Part 2 of 2 Parts (Please read Part 1 first)
The EuPRAXIS design team was dedicated to reducing the size and cost of particle accelerators for commercial use. Basically, there are two ways to accelerate particles. They can be given a very strong boost over a short distance or a lot of small boosts over a long distance. The second choice is the principle used at the LHC.
The EuPRAXIS team found an alternative approach to particle acceleration in plasmas. Plasmas are composed of gases that are clouds of atoms stripped of their electrons. It solves the problem with solid materials because a plasma is not solid and cannot be broken. This means that plasmas can withstand a much higher acceleration power than solid state accelerators. Plasmas can function at up to one thousand times greater power than current accelerators. The higher the power applied, the shorter time and distance required to accelerate particles. This, in turn, means that the accelerators can be small and inexpensive.
The EuPRAXIS accelerator utilizes powerful lasers to agitate the plasma. The particles are moved in a way that creates waves which boosts the particles. These waves are very small and very strong which allows the accelerator to be extremely small. This new type of accelerator will require 100 times less space than needed for the current accelerators. They require a footprint of about seventeen thousand square feet. The hardware required to construct the new accelerators is cheaper to install, operate and maintain than current commercial accelerators. The new accelerators are expected to cost less than one tenth of the cost of current commercial accelerators.

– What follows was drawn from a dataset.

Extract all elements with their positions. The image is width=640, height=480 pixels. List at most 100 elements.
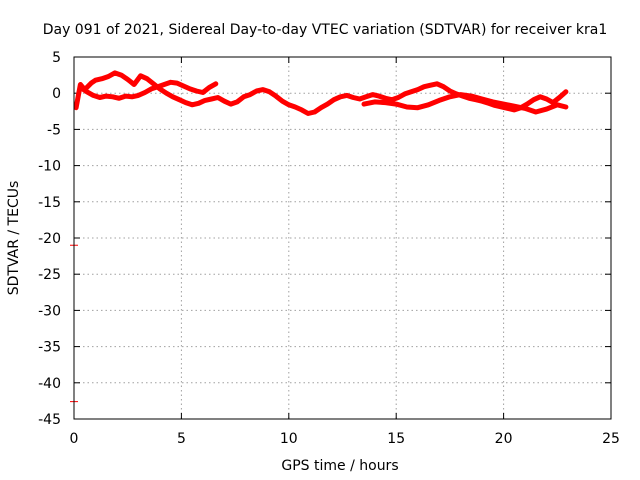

In addition to the reduced size and cost, there are other benefits to the new accelerators. Plasma based accelerators can generate detailed X-rays of biological samples with far greater clarity and resolution than current accelerators. A better image of the inside of a human body means that doctors could find cancers at a much earlier stage. This means that there would be a much better chance of curing the illness.

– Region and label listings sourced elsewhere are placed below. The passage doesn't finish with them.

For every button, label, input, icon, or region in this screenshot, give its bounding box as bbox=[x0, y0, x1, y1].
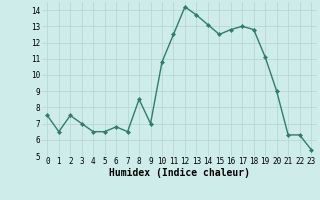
X-axis label: Humidex (Indice chaleur): Humidex (Indice chaleur) bbox=[109, 168, 250, 178]
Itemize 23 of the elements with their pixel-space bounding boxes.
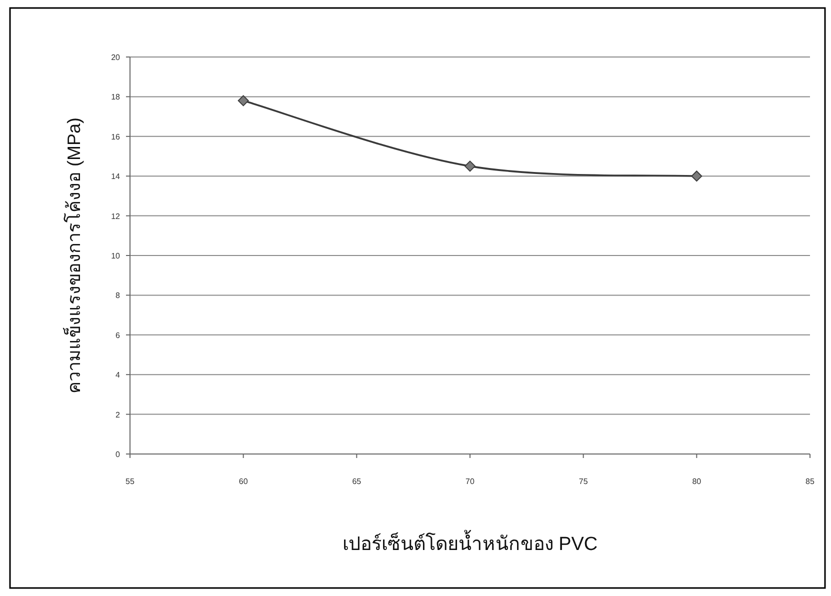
y-tick-label: 12 — [111, 212, 121, 221]
point — [464, 160, 476, 172]
x-tick-label: 65 — [352, 477, 362, 486]
y-tick-label: 0 — [116, 450, 121, 459]
x-tick-label: 70 — [466, 477, 475, 486]
y-tick-label: 20 — [111, 53, 121, 62]
x-axis-title: เปอร์เซ็นต์โดยน้ำหนักของ PVC — [342, 530, 598, 555]
point — [691, 170, 702, 182]
y-tick-label: 6 — [116, 330, 121, 340]
x-tick-label: 60 — [238, 477, 248, 486]
point — [238, 95, 249, 106]
y-tick-label: 2 — [116, 410, 121, 420]
y-tick-label: 4 — [116, 370, 121, 380]
x-tick-label: 85 — [806, 477, 815, 486]
x-tick-label: 55 — [126, 477, 135, 486]
y-tick-label: 16 — [111, 132, 121, 142]
y-tick-label: 10 — [111, 252, 121, 260]
y-tick-label: 8 — [116, 291, 121, 300]
y-axis-title: ความแข็งแรงของการโค้งงอ (MPa) — [62, 118, 84, 394]
y-tick-label: 14 — [111, 172, 121, 182]
y-tick-label: 18 — [111, 92, 121, 102]
x-tick-label: 75 — [578, 477, 588, 486]
x-tick-label: 80 — [692, 477, 702, 486]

This same enhanced clarity and high resolution means that these accelerators can also help find early signs of cracks and defects in machinery. Faults related to such cracks and defects are known as one of the “six big losses” that manufacturers are very familiar with. Early detection of such faults could help extend the lifetime of high-precision, high-quality components in heavy industry and manufacturing.
The European Strategy Forum on Research Infrastructures is reviewing the design report. A decision about implementation is expected in summer of 2021. If the design is accepted, the first two prototypes of this new accelerator design are expected to be completed by 2030. Access by external users will be immediately granted following the completion of the prototypes.

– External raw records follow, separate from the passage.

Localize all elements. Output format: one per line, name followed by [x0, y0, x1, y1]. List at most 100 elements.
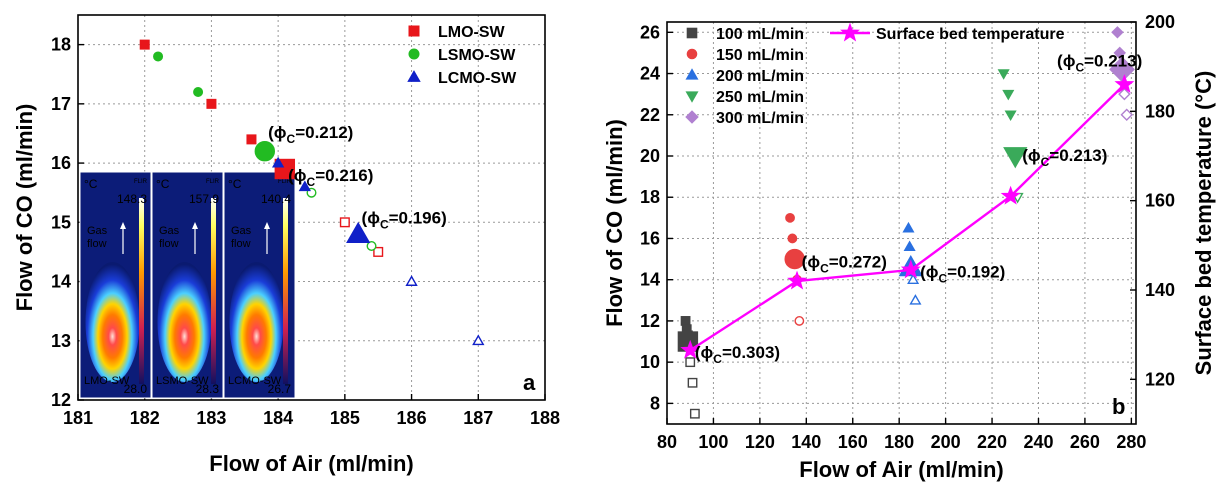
gas-flow-label: flow — [159, 238, 179, 250]
legend-marker-150-ml-min — [686, 48, 698, 60]
panel-a-y-tick-label: 17 — [51, 94, 71, 114]
panel-b-point-150-ml-min-open — [794, 316, 805, 326]
panel-a-point-lmo-sw-open — [373, 246, 384, 257]
panel-b-y2-tick-label: 180 — [1145, 101, 1175, 121]
legend-marker-300-ml-min — [685, 110, 699, 124]
panel-a-point-lsmo-sw — [193, 86, 204, 97]
panel-b-x-tick-label: 160 — [838, 432, 868, 452]
panel-b-point-200-ml-min — [902, 221, 915, 233]
panel-b-point-300-ml-min-open — [1120, 108, 1133, 122]
panel-a-series-lcmo-sw — [271, 156, 485, 346]
panel-b-y-tick-label: 18 — [640, 187, 660, 207]
panel-b-y-axis-title: Flow of CO (ml/min) — [602, 119, 627, 327]
temperature-point — [1114, 74, 1135, 93]
legend-label-lsmo-sw: LSMO-SW — [438, 47, 516, 64]
panel-a-x-tick-label: 185 — [330, 408, 360, 428]
temperature-point — [1000, 185, 1021, 205]
panel-a-y-tick-label: 15 — [51, 212, 71, 232]
gas-flow-label: Gas — [87, 225, 108, 237]
flir-logo: FLIR — [278, 179, 292, 185]
panel-a-point-lmo-sw — [246, 134, 257, 145]
thermal-color-scale — [139, 198, 144, 384]
panel-b-label: b — [1112, 394, 1125, 419]
panel-a-x-tick-label: 182 — [130, 408, 160, 428]
panel-a-point-lmo-sw — [206, 98, 217, 109]
panel-a-x-tick-label: 188 — [530, 408, 560, 428]
panel-b-x-tick-label: 280 — [1116, 432, 1146, 452]
flir-logo: FLIR — [206, 179, 220, 185]
legend-label-temperature: Surface bed temperature — [876, 26, 1065, 43]
panel-b-point-300-ml-min — [1111, 26, 1124, 39]
panel-a-point-lmo-sw-open — [339, 217, 350, 228]
panel-a-x-tick-label: 184 — [263, 408, 293, 428]
gas-flow-arrowhead — [264, 222, 270, 229]
panel-a-annotation: (ϕC=0.196) — [362, 208, 447, 231]
panel-b-x-tick-label: 80 — [657, 432, 677, 452]
gas-flow-label: flow — [231, 238, 251, 250]
panel-a-y-tick-label: 18 — [51, 35, 71, 55]
thermal-flame — [229, 262, 284, 382]
gas-flow-label: Gas — [231, 225, 252, 237]
panel-a-point-lcmo-sw-open — [472, 334, 485, 346]
panel-a-point-lcmo-sw — [271, 156, 285, 168]
panel-b-annotation: (ϕC=0.192) — [920, 263, 1005, 286]
panel-b-series-300-ml-min — [1109, 26, 1135, 122]
panel-b-y-tick-label: 8 — [650, 393, 660, 413]
panel-b-series-250-ml-min — [997, 69, 1028, 204]
panel-a-series-lsmo-sw — [153, 51, 377, 251]
panel-b-y2-tick-label: 160 — [1145, 191, 1175, 211]
panel-b-point-150-ml-min — [785, 212, 795, 223]
thermal-unit-label: °C — [228, 177, 242, 191]
legend-entry-lcmo-sw: LCMO-SW — [407, 70, 517, 87]
panel-b-point-100-ml-min-open — [687, 377, 698, 388]
thermal-image-caption: LCMO-SW — [228, 375, 282, 387]
panel-b-annotation: (ϕC=0.272) — [802, 252, 887, 275]
panel-a-y-tick-label: 14 — [51, 272, 71, 292]
thermal-unit-label: °C — [156, 177, 170, 191]
panel-b-grid — [667, 22, 1136, 424]
panel-b-x-tick-label: 120 — [745, 432, 775, 452]
panel-a-x-tick-label: 181 — [63, 408, 93, 428]
legend-entry-300-ml-min: 300 mL/min — [685, 110, 804, 127]
panel-a-x-tick-label: 187 — [463, 408, 493, 428]
panel-b-series-surface-bed-temperature — [680, 74, 1135, 359]
panel-b-point-250-ml-min — [1004, 110, 1017, 122]
legend-marker-200-ml-min — [685, 68, 699, 80]
legend-label-100-ml-min: 100 mL/min — [716, 26, 804, 43]
legend-marker-lsmo-sw — [408, 48, 420, 60]
panel-a-x-tick-label: 183 — [196, 408, 226, 428]
panel-a-label: a — [523, 370, 536, 395]
panel-a-x-axis-title: Flow of Air (ml/min) — [209, 451, 414, 476]
legend-marker-lmo-sw — [408, 25, 420, 37]
legend-marker-lcmo-sw — [407, 70, 421, 82]
gas-flow-arrowhead — [192, 222, 198, 229]
gas-flow-arrowhead — [120, 222, 126, 229]
flir-logo: FLIR — [134, 179, 148, 185]
legend-label-200-ml-min: 200 mL/min — [716, 68, 804, 85]
panel-a-x-tick-label: 186 — [397, 408, 427, 428]
panel-b-point-100-ml-min-open — [685, 357, 696, 368]
panel-b-point-300-ml-min-open — [1118, 87, 1131, 101]
thermal-image-caption: LMO-SW — [84, 375, 130, 387]
legend-marker-250-ml-min — [685, 91, 699, 103]
thermal-color-scale — [211, 198, 216, 384]
legend-label-lmo-sw: LMO-SW — [438, 24, 506, 41]
panel-b-annotation: (ϕC=0.213) — [1022, 146, 1107, 169]
panel-b-y-tick-label: 10 — [640, 352, 660, 372]
panel-b-point-100-ml-min — [680, 316, 691, 326]
panel-b-annotation: (ϕC=0.213) — [1057, 51, 1142, 74]
thermal-max-label: 148.3 — [117, 192, 147, 206]
panel-b-y-tick-label: 24 — [640, 64, 660, 84]
panel-b-point-200-ml-min — [903, 240, 916, 252]
thermal-flame — [85, 262, 140, 382]
panel-a-point-lcmo-sw — [298, 180, 311, 192]
legend-entry-surface-bed-temperature: Surface bed temperature — [830, 22, 1065, 43]
panel-a-annotation: (ϕC=0.212) — [268, 123, 353, 146]
legend-entry-150-ml-min: 150 mL/min — [686, 47, 804, 64]
legend-label-300-ml-min: 300 mL/min — [716, 110, 804, 127]
panel-b-x-tick-label: 100 — [698, 432, 728, 452]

Several years of interdisciplinary research were required for the EuPRAXIS team to develop the first detailed and realistic design of a machine of this kind. The new plasma accelerator is a recent example of how obscure, abstract, fundamental physics can penetrate into our daily lives. This cuts research cost, improves manufacturing and saving lives.
The EuPRAXIS Conceptual Design Report was published in The European Physical Journal Special Topics (2020).